Researchers have identified a certain biomarker in the blood of women with migraines. Led by Dr. B. Lee Peterlin, a team from the Johns Hopkins University School of Medicine in Baltimore, tested the blood of 88 women while also conducting a neurological exam and measuring body mass index (BMI). Fifty-two (52) women had episodic migraines, which means having a migraine headache up to 14 days per month. Thirty-six (36) women had no history of migraines and did not have headaches.
They found that women with episodic migraines had lower levels of lipids called ceramides in their blood than in the women without headaches. The women with migraines had about 6,000 nanograms per milliliter (ng/ml) of ceramides in their blood, while the women without headaches had around 10,500 ng/ml in their blood.
“While more research is needed to confirm these initial findings, the possibility of discovering a new biomarker for migraine is exciting,” said Dr. Peterlin.
“This study is a very important contribution to our understanding of the underpinnings of migraine and may have wide-ranging effects in diagnosing and treating migraine if the results are replicated in further studies,” said Karl Ekbom, MD, PhD, with the Karolinska Institutet in Stockholm, Sweden, who wrote an accompanying comment article.

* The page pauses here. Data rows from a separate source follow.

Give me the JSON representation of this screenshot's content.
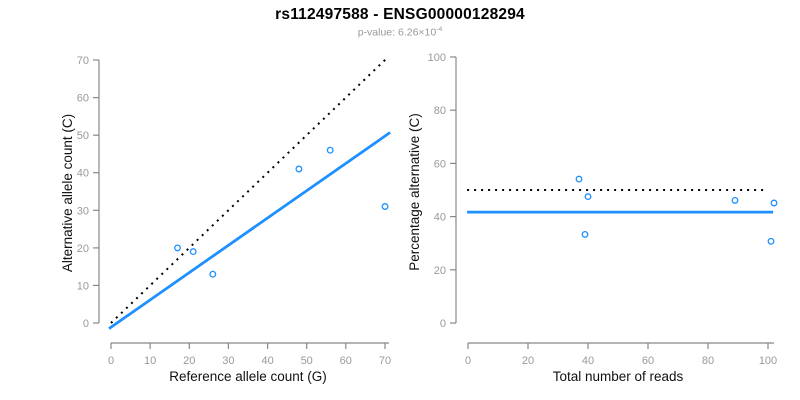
{
  "header": {
    "title": "rs112497588 - ENSG00000128294",
    "subtitle_prefix": "p-value: 6.26×10",
    "subtitle_exponent": "-4"
  },
  "colors": {
    "accent_blue": "#1E90FF",
    "dotted_black": "#000000",
    "axis": "#888888",
    "tick_label": "#999999",
    "subtitle_gray": "#999999"
  },
  "chart_data": [
    {
      "type": "scatter",
      "xlabel": "Reference allele count (G)",
      "ylabel": "Alternative allele count (C)",
      "xlim": [
        0,
        70
      ],
      "ylim": [
        0,
        70
      ],
      "xticks": [
        0,
        10,
        20,
        30,
        40,
        50,
        60,
        70
      ],
      "yticks": [
        0,
        10,
        20,
        30,
        40,
        50,
        60,
        70
      ],
      "grid": false,
      "point_color": "#1E90FF",
      "points": [
        [
          17,
          20
        ],
        [
          21,
          19
        ],
        [
          26,
          13
        ],
        [
          48,
          41
        ],
        [
          56,
          46
        ],
        [
          70,
          31
        ]
      ],
      "lines": [
        {
          "name": "identity-line",
          "style": "dotted",
          "color": "#000000",
          "from": [
            0,
            0
          ],
          "to": [
            70.9,
            70.9
          ]
        },
        {
          "name": "fit-line",
          "style": "solid",
          "color": "#1E90FF",
          "from": [
            -0.5,
            -1.5
          ],
          "to": [
            71.3,
            50.7
          ]
        }
      ]
    },
    {
      "type": "scatter",
      "xlabel": "Total number of reads",
      "ylabel": "Percentage alternative (C)",
      "xlim": [
        0,
        102
      ],
      "ylim": [
        0,
        100
      ],
      "xticks": [
        0,
        20,
        40,
        60,
        80,
        100
      ],
      "yticks": [
        0,
        20,
        40,
        60,
        80,
        100
      ],
      "grid": false,
      "point_color": "#1E90FF",
      "points": [
        [
          37,
          54.1
        ],
        [
          40,
          47.5
        ],
        [
          39,
          33.3
        ],
        [
          89,
          46.1
        ],
        [
          102,
          45.1
        ],
        [
          101,
          30.7
        ]
      ],
      "lines": [
        {
          "name": "fifty-percent-line",
          "style": "dotted",
          "color": "#000000",
          "from": [
            -0.3,
            50
          ],
          "to": [
            100,
            50
          ]
        },
        {
          "name": "mean-percentage-line",
          "style": "solid",
          "color": "#1E90FF",
          "from": [
            -0.3,
            41.7
          ],
          "to": [
            101.7,
            41.7
          ]
        }
      ]
    }
  ]
}
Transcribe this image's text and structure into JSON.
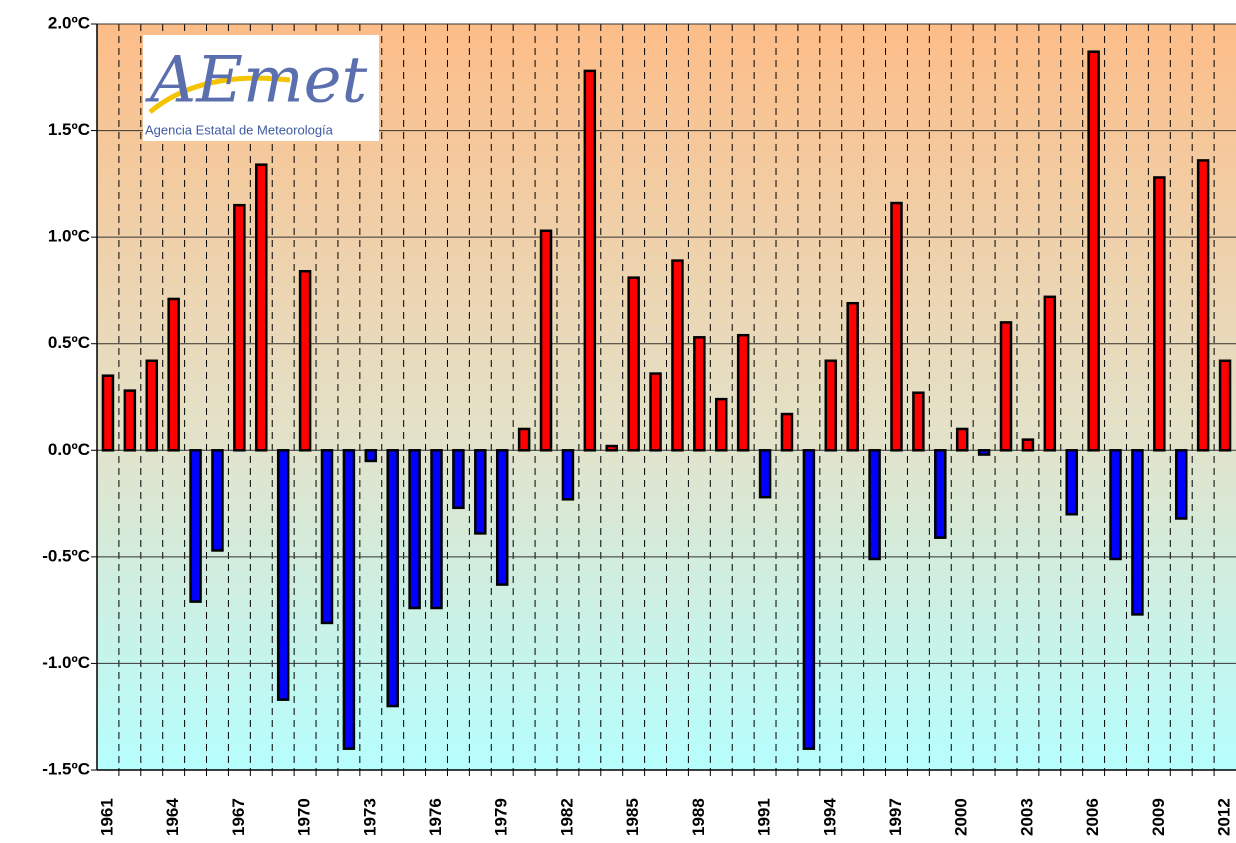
{
  "chart_data": {
    "type": "bar",
    "categories": [
      "1961",
      null,
      null,
      "1964",
      null,
      null,
      "1967",
      null,
      null,
      "1970",
      null,
      null,
      "1973",
      null,
      null,
      "1976",
      null,
      null,
      "1979",
      null,
      null,
      "1982",
      null,
      null,
      "1985",
      null,
      null,
      "1988",
      null,
      null,
      "1991",
      null,
      null,
      "1994",
      null,
      null,
      "1997",
      null,
      null,
      "2000",
      null,
      null,
      "2003",
      null,
      null,
      "2006",
      null,
      null,
      "2009",
      null,
      null,
      "2012"
    ],
    "values": [
      0.35,
      0.28,
      0.42,
      0.71,
      -0.71,
      -0.47,
      1.15,
      1.34,
      -1.17,
      0.84,
      -0.81,
      -1.4,
      -0.05,
      -1.2,
      -0.74,
      -0.74,
      -0.27,
      -0.39,
      -0.63,
      0.1,
      1.03,
      -0.23,
      1.78,
      0.02,
      0.81,
      0.36,
      0.89,
      0.53,
      0.24,
      0.54,
      -0.22,
      0.17,
      -1.4,
      0.42,
      0.69,
      -0.51,
      1.16,
      0.27,
      -0.41,
      0.1,
      -0.02,
      0.6,
      0.05,
      0.72,
      -0.3,
      1.87,
      -0.51,
      -0.77,
      1.28,
      -0.32,
      1.36,
      0.42
    ],
    "positive_color": "#ff0000",
    "negative_color": "#0000ff",
    "ylim": [
      -1.5,
      2.0
    ],
    "yticks": [
      {
        "value": -1.5,
        "label": "-1.5ºC"
      },
      {
        "value": -1.0,
        "label": "-1.0ºC"
      },
      {
        "value": -0.5,
        "label": "-0.5ºC"
      },
      {
        "value": 0,
        "label": "0.0ºC"
      },
      {
        "value": 0.5,
        "label": "0.5ºC"
      },
      {
        "value": 1.0,
        "label": "1.0ºC"
      },
      {
        "value": 1.5,
        "label": "1.5ºC"
      },
      {
        "value": 2.0,
        "label": "2.0ºC"
      }
    ],
    "grid": true
  },
  "logo": {
    "name": "AEmet",
    "subtitle": "Agencia Estatal de Meteorología"
  }
}
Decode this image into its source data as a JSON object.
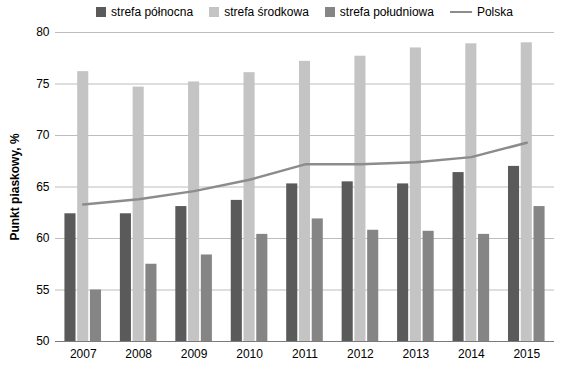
{
  "chart_data": {
    "type": "bar",
    "categories": [
      "2007",
      "2008",
      "2009",
      "2010",
      "2011",
      "2012",
      "2013",
      "2014",
      "2015"
    ],
    "series": [
      {
        "name": "strefa północna",
        "color": "#5a5a5a",
        "values": [
          62.4,
          62.4,
          63.1,
          63.7,
          65.3,
          65.5,
          65.3,
          66.4,
          67.0
        ]
      },
      {
        "name": "strefa środkowa",
        "color": "#c4c4c4",
        "values": [
          76.2,
          74.7,
          75.2,
          76.1,
          77.2,
          77.7,
          78.5,
          78.9,
          79.0
        ]
      },
      {
        "name": "strefa południowa",
        "color": "#858585",
        "values": [
          55.0,
          57.5,
          58.4,
          60.4,
          61.9,
          60.8,
          60.7,
          60.4,
          63.1
        ]
      },
      {
        "name": "Polska",
        "type": "line",
        "color": "#8c8c8c",
        "values": [
          63.3,
          63.8,
          64.6,
          65.7,
          67.2,
          67.2,
          67.4,
          67.9,
          69.3
        ]
      }
    ],
    "y_label": "Punkt piaskowy, %",
    "ylim": [
      50,
      80
    ],
    "yticks": [
      50,
      55,
      60,
      65,
      70,
      75,
      80
    ],
    "grid": true,
    "legend": "top"
  }
}
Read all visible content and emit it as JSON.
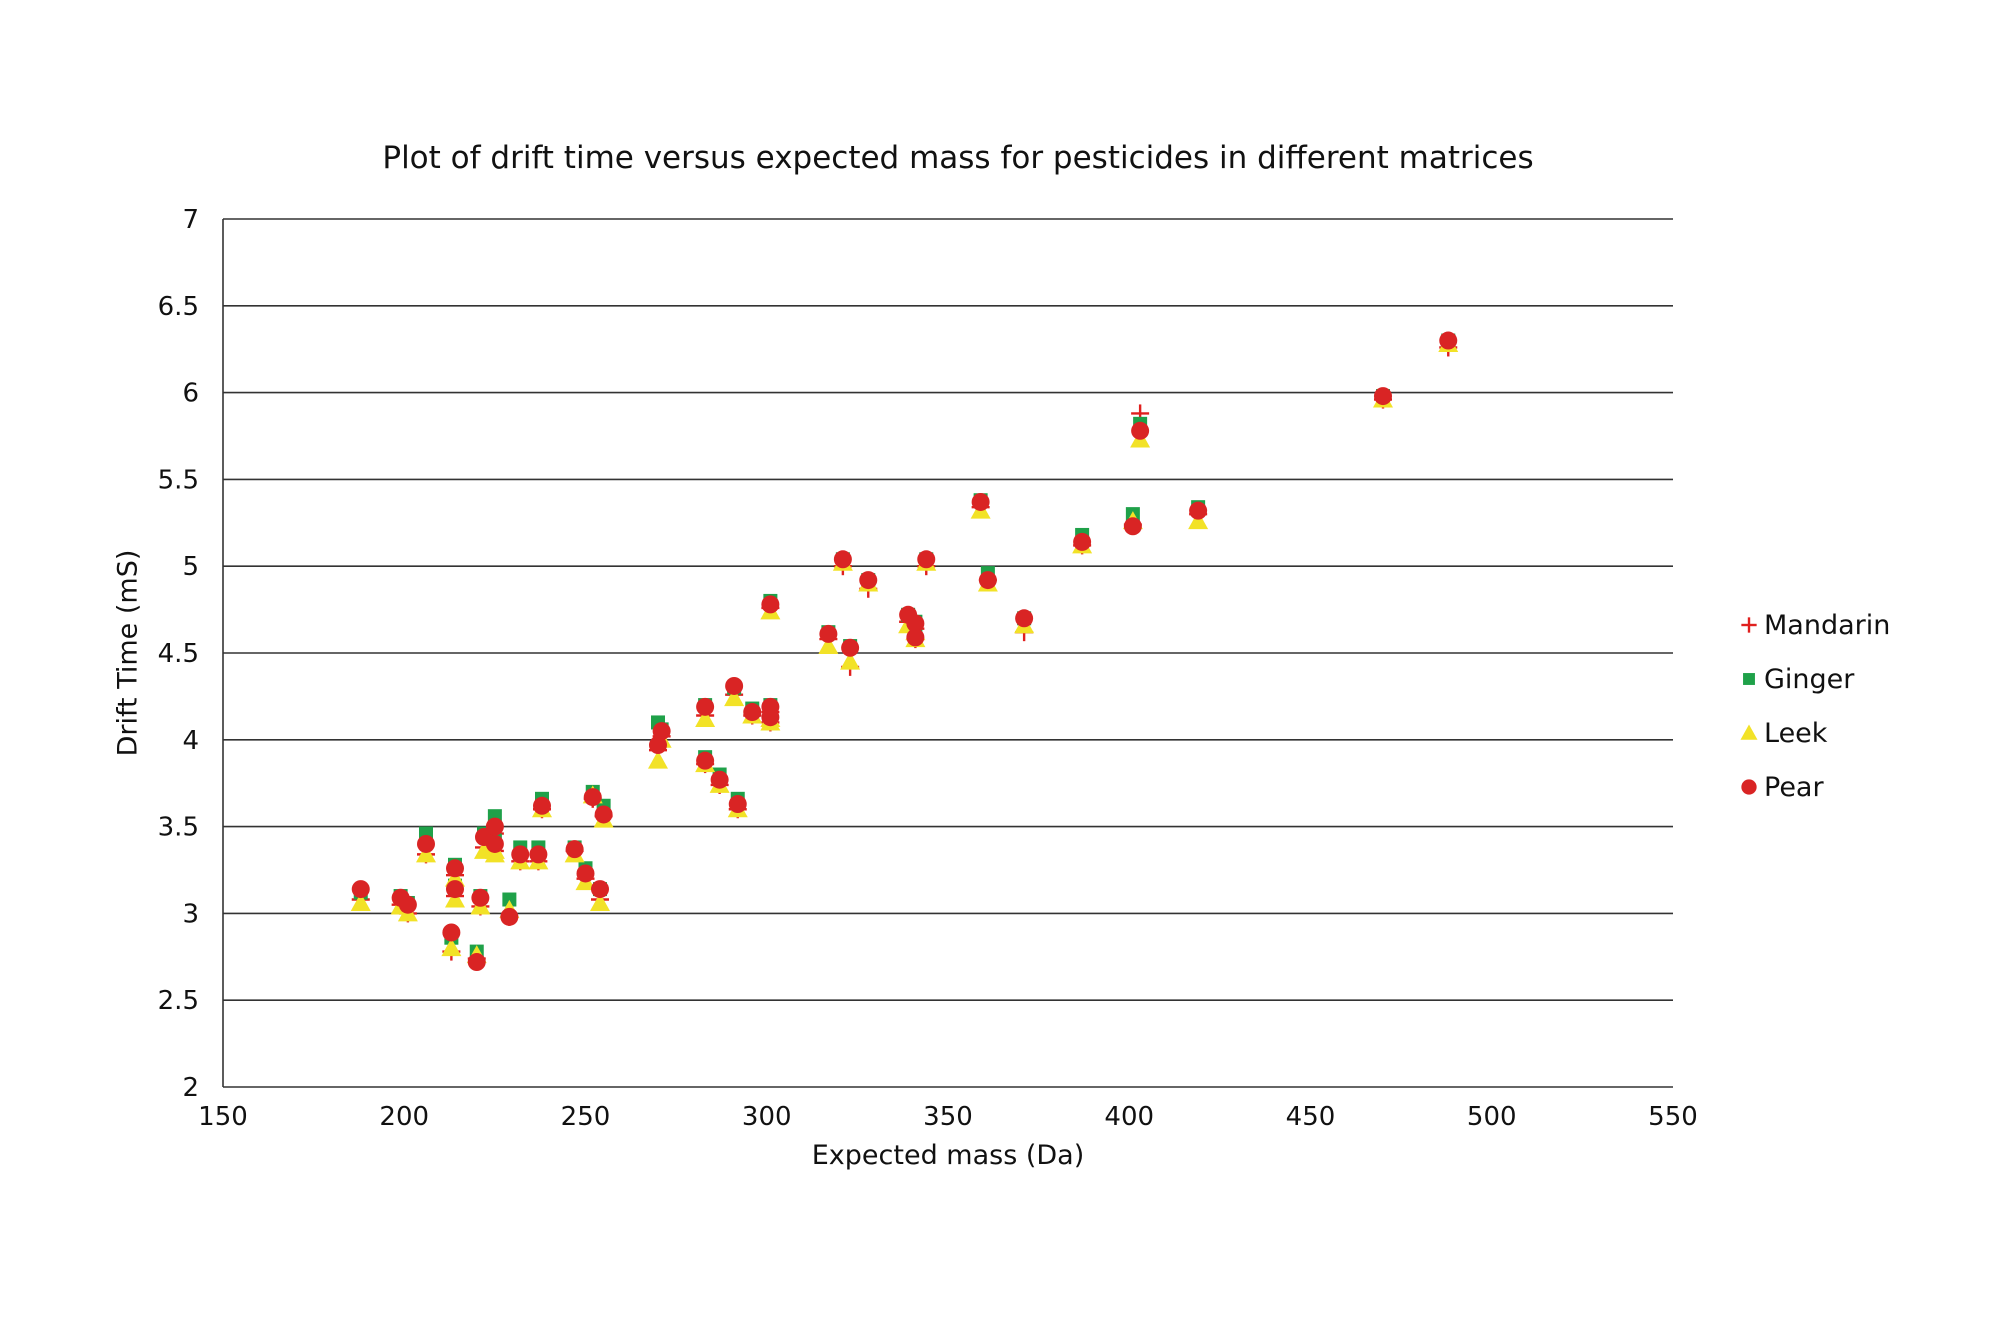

Currently, Migraines are diagnosed by a range of symptoms. According to WebMd, those symptoms include:
Symptoms before the migraine begins
A day or two before a migraine starts, you may feel:
- Depressed or cranky.
- Very happy, very awake, or full of energy.
- Restless or nervous.
- Very sleepy.
- Thirsty or hungry, or you may crave certain foods. Or you may not feel like eating.
Symptoms of an aura
About 1 out of 5 people has a warning sign of a migraine called an aura. It usually starts about 30 minutes before the headache starts. During an aura, you may:
- See spots, wavy lines, or flashing lights.
- Have numbness or a “pins-and-needles” feeling in your hands, arms, or face.
Symptoms when the headache starts
- Throbbing pain on one side of the head. But you can have pain on both sides.
- Pain behind one of your eyes camera.gif.
- Moderate to very bad pain. The pain may be so bad that you can’t do any of your usual activities.
- Pain that gets worse with routine physical activity.
- Nausea, vomiting, or both.
- Pain that gets worse when you’re around light, noise, and sometimes smells.
Less common symptoms include:
- Problems speaking.
- Tingling in your face, arms, and shoulders.
- Short-term weakness on one side of your body.
The study was published in the online issue of the journal Neurology.